Abschied und Aufbruch. Der Neubau der Frauenklinik

Der Neubau der Frauenklinik im Klinikum I des Universitätsspitals wurde im Frühjahr 2003 bezogen.

Die alte Frauenklinik im Areal zwischen Schanzenstrasse, Klingelbergstrasse und Spitalstrasse wurde Anfang des letzten Jahrhunderts als „schönste und besteingerichtete aller Frauenkliniken Mitteleuropas“ bezeichnet. 100 Jahre später konnte das einst so gerühmte Gebäude den Erfordernissen eines rationellen Klinikbetriebes und angemessener medizinischer Standards aber nicht mehr genügen. Ein unpraktischer Grundriss mit einer Vielzahl von Halbetagen, zu hohe Räume, unzeitgemässe sanitäre Einrichtungen, weiträumige Trennungen zwischen den einzelnen Abteilungen und schliesslich der unvermeidliche Zahn der Zeit, der an dem Altbau nagte, machten den Abschied von den Gebäuden notwendig. 

Beim Auszug aus der Klinik sahen aber nicht Wenige auch mit Wehmut auf das verlassene Gebäude, in dem über mehr als 100 Jahre viele Zehntausend gynäkologische Patientinnen behandelt und weit über 200000 Kinder geboren wurden. Das „Fraueli“, wie die Klinik im Basler Volksmund genannt wurde, war nicht nur ein Krankenhaus, es war als Institution ein nicht wegzudenkender Teil der Stadt Basel. In der Tat nahm das alte Areal mit seiner Aura viele Mitarbeiter und Besucher für sich ein. Zahlreiche Einzelheiten der Ausstattung, wie die Nachtglocke, das in der Eingangshalle befindliche Wandbild „La joie de vivre“ von Hans Stocker, die alte Villa und der Innengarten mit seinem Brunnen und „Lucie“ (eine vom Künstler Dani Geser geschaffene mit Efeu überwachsene Skulptur in der Form einer liegenden schwangeren Frau) trugen zu seinem unnachahmlichen Charme bei. Mit dem Auszug aus den alten Gebäuden ging auch ein Stück akademischer Arbeitskultur und akademischem Selbstverständnis verloren, das „Ärztecasino“ (allein dieses Wort scheint inzwischen aus einer untergegangenen Epoche entlehnt). Wo gibt es in den modernen, nach reiner Funktionalität ausgerichteten Kliniken heute noch einen kommunikativen Treffpunkt der Ärzteschaft, in dem die Dienstequipe sich zum Nachtessen trifft (eingekauft und gekocht wurde früher von Assistenzärzten, der Oberarzt übernahm in der Zeit deren Dienstfunk), in denen Aperos abgehalten werden und in denen in Arbeitspausen und nach Feierabend manches fruchtbare Gespräch geführt wird?

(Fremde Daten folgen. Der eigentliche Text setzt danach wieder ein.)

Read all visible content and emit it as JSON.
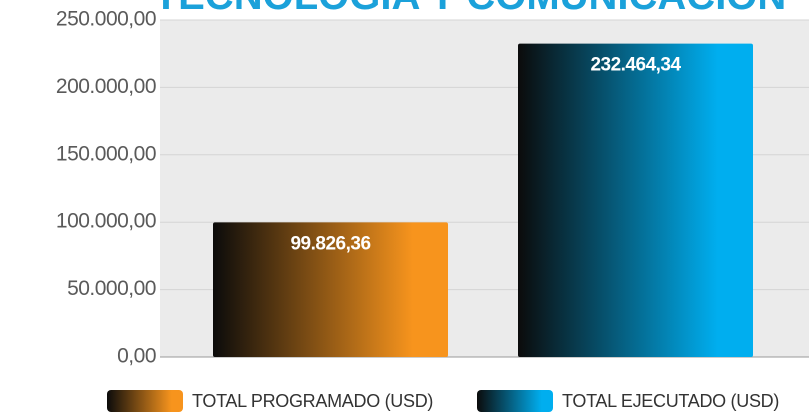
{
  "chart_data": {
    "type": "bar",
    "title": "TECNOLOGÍA Y COMUNICACIÓN",
    "categories": [
      "TOTAL PROGRAMADO (USD)",
      "TOTAL EJECUTADO (USD)"
    ],
    "values": [
      99826.36,
      232464.34
    ],
    "value_labels": [
      "99.826,36",
      "232.464,34"
    ],
    "colors": [
      "#f7941d",
      "#00aeef"
    ],
    "ylim": [
      0,
      250000
    ],
    "yticks": [
      {
        "value": 0,
        "label": "0,00"
      },
      {
        "value": 50000,
        "label": "50.000,00"
      },
      {
        "value": 100000,
        "label": "100.000,00"
      },
      {
        "value": 150000,
        "label": "150.000,00"
      },
      {
        "value": 200000,
        "label": "200.000,00"
      },
      {
        "value": 250000,
        "label": "250.000,00"
      }
    ],
    "grid": true,
    "legend": "bottom"
  }
}
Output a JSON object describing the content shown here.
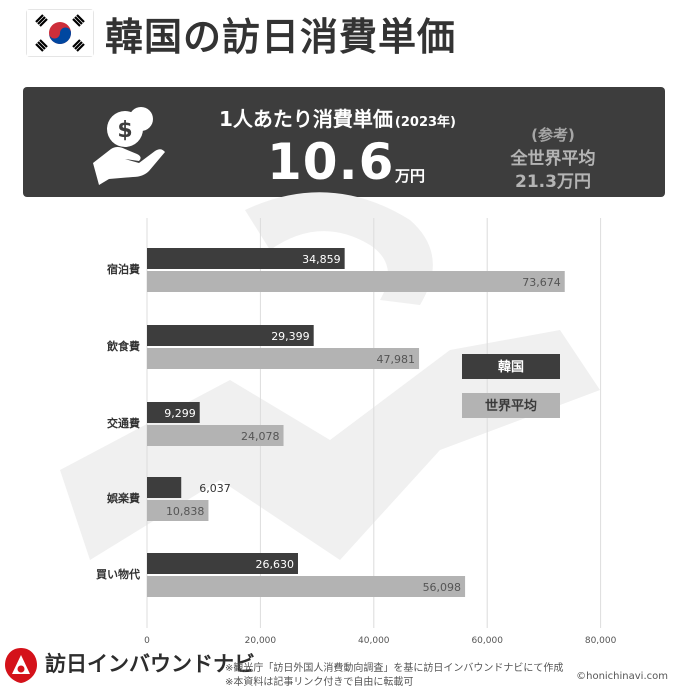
{
  "header": {
    "title": "韓国の訪日消費単価",
    "flag": "south-korea-flag"
  },
  "banner": {
    "label": "1人あたり消費単価",
    "year": "(2023年)",
    "value": "10.6",
    "unit": "万円",
    "ref_label": "(参考)",
    "ref_name": "全世界平均",
    "ref_value": "21.3万円",
    "icon": "hand-coin-icon"
  },
  "chart_data": {
    "type": "bar",
    "orientation": "horizontal",
    "categories": [
      "宿泊費",
      "飲食費",
      "交通費",
      "娯楽費",
      "買い物代"
    ],
    "series": [
      {
        "name": "韓国",
        "values": [
          34859,
          29399,
          9299,
          6037,
          26630
        ],
        "labels": [
          "34,859",
          "29,399",
          "9,299",
          "6,037",
          "26,630"
        ],
        "color": "#3d3d3d"
      },
      {
        "name": "世界平均",
        "values": [
          73674,
          47981,
          24078,
          10838,
          56098
        ],
        "labels": [
          "73,674",
          "47,981",
          "24,078",
          "10,838",
          "56,098"
        ],
        "color": "#b3b3b3"
      }
    ],
    "xlim": [
      0,
      80000
    ],
    "xticks": [
      0,
      20000,
      40000,
      60000,
      80000
    ],
    "xtick_labels": [
      "0",
      "20,000",
      "40,000",
      "60,000",
      "80,000"
    ],
    "grid": true,
    "legend_placement": "right"
  },
  "footer": {
    "brand": "訪日インバウンドナビ",
    "note1": "※観光庁「訪日外国人消費動向調査」を基に訪日インバウンドナビにて作成",
    "note2": "※本資料は記事リンク付きで自由に転載可",
    "copyright": "©honichinavi.com",
    "logo": "honichi-logo-icon"
  }
}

An dieser Stelle soll eine denkwürdige Festlichkeit erwähnt werden. Im Sommer 1996 wurde die Basler Frauenklinik 100 Jahre alt. Zu diesem Jubiläum wurde ein Fest organisiert, in dessen Rahmen nicht nur der Anlass intern gebührend gefeiert wurde; über drei Tage hinweg öffnete die Klinik auch ihre Tore und stellte sich der interessierten Öffentlichkeit vor. 30000 Besucher kamen der Einladung nach und demonstrierten auch auf diese Weise die grosse Verbundenheit der Basler mit ihrem „Fraueli“.  
Eine weitere erinnerungswürdige Veranstaltung fand zum Auszug aus der alten Klinik statt. Im September 2002 erfolgten im alten Hörsaal der Klinik mehrere Aufführungen von Franz Kafkas Monologerzählung „Ein Bericht für eine Akademie“. Welche Umgebung wäre für diese Aufführung geeigneter gewesen als der altehrwürdige Hörsaal der Frauenklinik, in dem viele Generationen von Basler Studenten über Jahrzehnte hinweg unterrichtet wurden? 

Im Frühjahr und Sommer erfolgte der Teilabriss der alten Frauenklinik (die Gebäudeteile an der Schanzen- und Spitalstrasse). Auf dem Gelände der alten Frauenklinik entsteht zurzeit die Universitäts-Kinderklinik beider Basel, deren Fertigstellung für das Jahr 2010 vorgesehen ist.